関岡氏によると、簡保、つまり簡易生命保険制度は、民間の生命保険に加入できない低所得者にも保険というセーフティネットを提供することを目的として大正5年に創設されたもので、ビジネスというよりは日本社会の安全装置だといいます。この簡保120兆円を米国の保険業界が狙っているというのです。郵政民営化の本当の狙いです。120兆円といっても、サミット参加国カナダのGDPより大きいのです。
保険は、毎月決まった金額の保険料を長期に渡って支払うことができる顧客が対象となるため、国民の大多数がその日暮らしの発展途上国では市場そのものが成立しえない。従って先進国に限られ、米国、日本、英国、独、仏の5カ国のみで世界の保険市場の8割近くを占めるそうです。
「簡保乗っ取り」の話はまだ序の口で、米国の本当の狙いは「健康保険」だ、というのが筆者の見立てです。

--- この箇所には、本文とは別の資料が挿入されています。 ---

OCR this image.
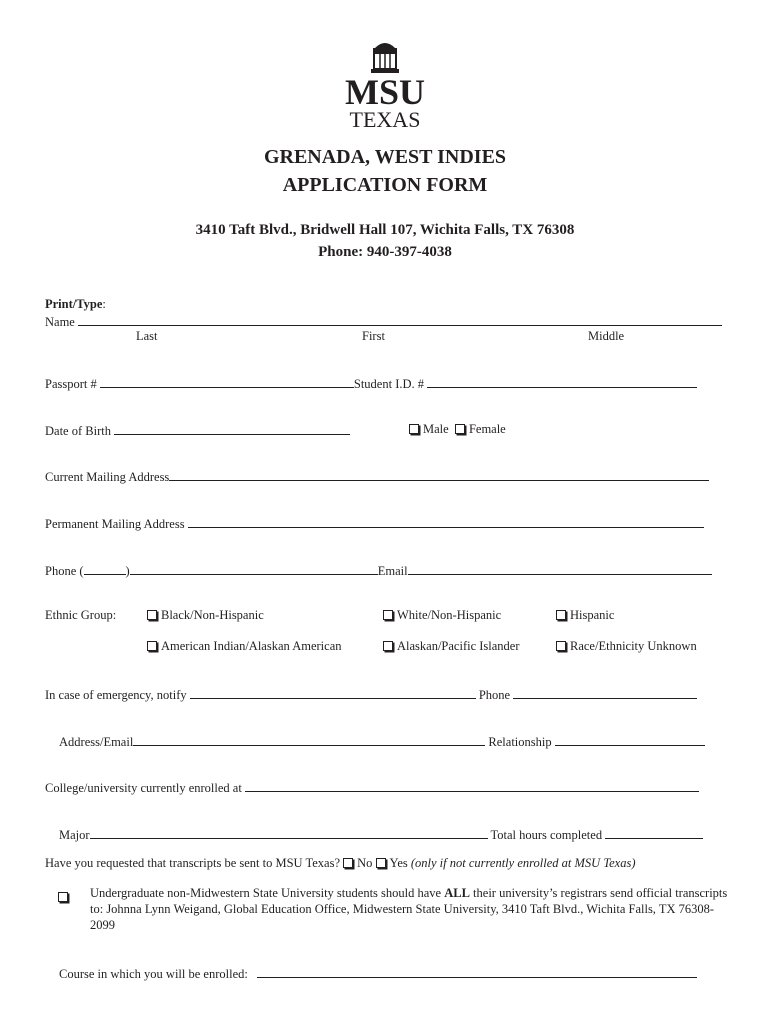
MSU
TEXAS
GRENADA, WEST INDIES
APPLICATION FORM
3410 Taft Blvd., Bridwell Hall 107, Wichita Falls, TX 76308
Phone: 940-397-4038
Print/Type:
Name
Last	First	Middle
Passport #	Student I.D. #
Date of Birth	Male Female
Current Mailing Address
Permanent Mailing Address
Phone (	)	Email
Ethnic Group:	Black/Non-Hispanic	White/Non-Hispanic	Hispanic
American Indian/Alaskan American	Alaskan/Pacific Islander	Race/Ethnicity Unknown
In case of emergency, notify	Phone
Address/Email	Relationship
College/university currently enrolled at
Major	Total hours completed
Have you requested that transcripts be sent to MSU Texas? No Yes (only if not currently enrolled at MSU Texas)
Undergraduate non-Midwestern State University students should have ALL their university’s registrars send official transcripts to: Johnna Lynn Weigand, Global Education Office, Midwestern State University, 3410 Taft Blvd., Wichita Falls, TX 76308-2099
Course in which you will be enrolled:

そういえば、2000年を前後して日本の中堅・中小の生命保険会社が相次いで外資に買収されたとして列挙しています。
例えば、
「東邦生命」⇒GE(米)⇒AIG(米)
「千代田生命」⇒AIG(米)
「協栄生命」⇒プルデンシャル(英)
「日産生命」⇒アルミテス(仏)
「日本団体生命」⇒アクサ(仏)
といった感じです。
最近のテレビCMでいかにも元気がいいのが、名前は出しませんが外資系の保険会社です。背景にこんな事情があったのかと納得しました。
詳しいことは本文を是非読んでください。